L’évaluation en contexte de développement, enjeux, approches et pratiques

l'évaluation en contexte de développement

En bref : ce manuel se présente comme destiné aux personnes souhaitant s’initier à l’évaluation de programmes. Saut dans le grand bain pour les débutants, il permettra surtout aux initiés une approche réflexive et actualisée sur leurs pratiques. Suivant le fil d’une démarche évaluative, il donne la parole à une sélection de praticiens et praticiennes. Ce qui laissera par ailleurs l’opportunité de découvrir et de suivre de multiples auteurs sur la durée. Dans son dernier chapitre, le manuel réuni les points de vue des premiers coordonnateurs et présidents du Réseau Francophone d’Evaluation. Comme son titre l’indique, l’ouvrage se circonscrit tout particulièrement au contexte du développement et de la coopération. Un deuxième tome permettrait de s’extraire de la logique de coopération, considérer l’avance des praticiens et praticiennes du développement dans la discipline afin d’offrir une référence plus globale en termes d’évaluation de politiques publiques et interroger les pratiques des pays hors du champs de l’aide. Enfin, l’ouvrage est disponible en ligne.

Un ouvrage de référence pour l’évaluation francophone pour les acteurs francophones

Cet ouvrage est un manuel pédagogique francophone destiné à l’évaluation de programmes en contexte de développement, avec un accent particulier sur l’Afrique et Haïti. Il comble un vide de littérature francophone pour offrir des références et des cas adaptés aux contextes de pays francophones, rompant avec la dépendance aux modèles anglo-saxons. Le manuel insiste sur la nécessité d’un langage commun et précis, proposant un dictionnaire conceptuel pour solidifier l’évaluation comme discipline. L’ouvrage de 491 pages réunit une multitude d’auteurs et de référents francophones de l’évaluation. Avec une vingtaine de chapitre, il couvre l’intégralité du cycle de projet, de la justification de l’intervention (sa « raison d’être ») jusqu’au transfert des connaissances, bien loin d’une unique mesure de résultats.

Une idée centrale est que les méthodes d’évaluation ne sont pas universelles et doivent être adaptées aux réalités culturelles, politiques et sociales, notamment en Afrique. C’est le premier manuel francophone à intégrer de manière aussi systématique ce mouvement, le « Made in Africa Evaluation » qui prône une évaluation enracinée dans les philosophies et les contextes africains, valorisant des concepts comme l’Ubuntu (« Je suis parce que tu es »). 
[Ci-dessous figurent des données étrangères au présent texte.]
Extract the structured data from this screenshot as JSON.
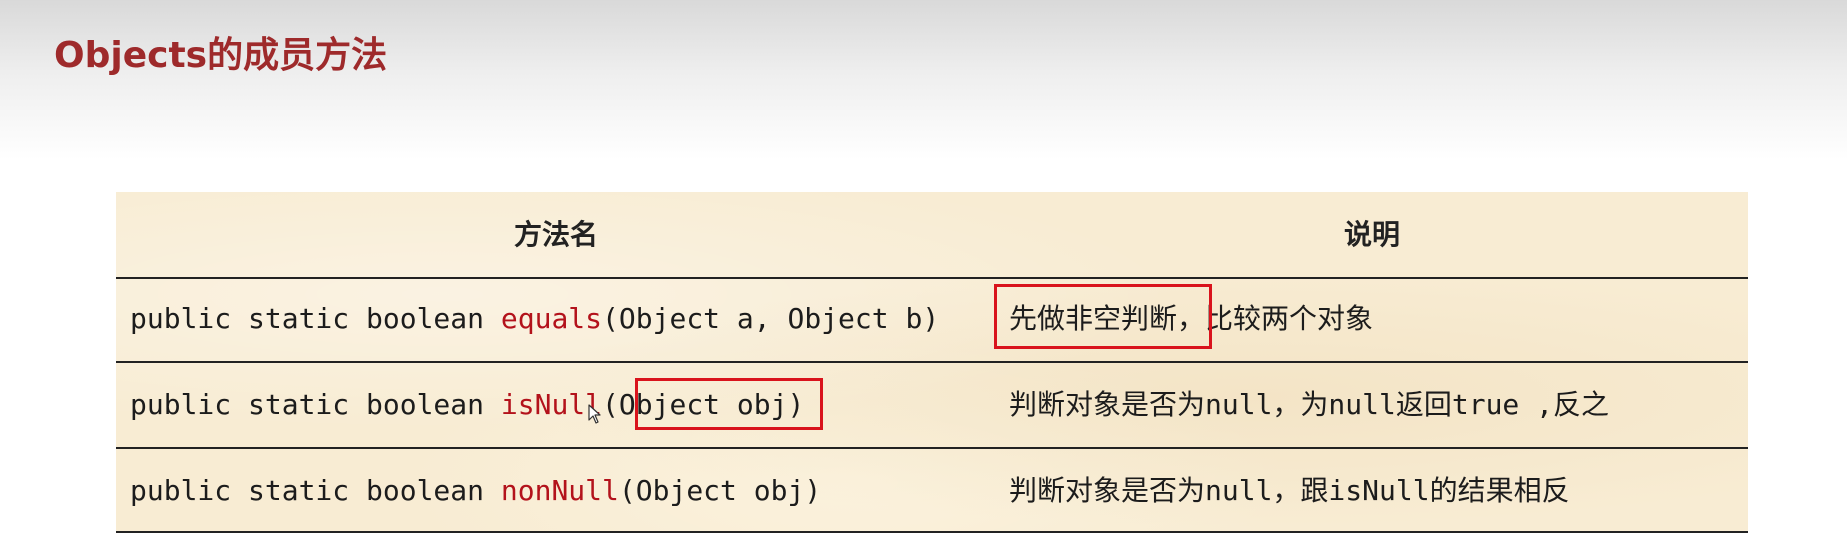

En insistant sur le « Made in Africa », la participation locale et la critique des modèles imposés par les bailleurs de fonds, les auteurs affirment que l’évaluation n’est pas un exercice technique neutre, mais un acte politique profondément ancré dans des relations de pouvoir postcoloniales. Le manuel suggère que la manière « occidentale » de définir un problème, de mesurer le succès et de juger de la valeur est souvent inadéquate et peut perpétuer des dynamiques de dépendance. L’ouvrage est donc un outil d’émancipation intellectuelle et pratique, visant à redonner aux acteurs locaux le pouvoir de définir et d’évaluer leur propre développement.

En terme méthodologique : 

ll est recommandé de dépasser le simple cadre logique pour construire une théorie du changement détaillée, qui explicite les hypothèses, les risques et les facteurs contextuels. L’évaluation devrait tester cette théorie plutôt que de se contenter de mesurer l’atteinte ciblée des indicateurs

Le chapitre 13 critique implicitement la survalorisation des études randomisées (RCT) en présentant une large palette d’alternatives, méthodes qualitatives ou mixtes.

L’évaluation doit s’ancrer dans le cycle complet de la politique, en commençant par une analyse critique de la « raison d’être » de la politique et de la justification d’intervenir. Elle doit évaluer la cohérence de la politique avec d’autres interventions et ne pas se focaliser uniquement sur l’atteinte des objectifs, mais aussi sur les effets non intentionnels.

Par ailleurs, les auteurs rappellent que la validité d’une évaluation ne dépend pas seulement de sa rigueur méthodologique, mais aussi de sa crédibilité, de sa pertinence pour les acteurs concernés et de son utilité pour l’action. Le savoir local et tiré de l’expérience est considéré comme une source de connaissance aussi légitime que le savoir scientifique.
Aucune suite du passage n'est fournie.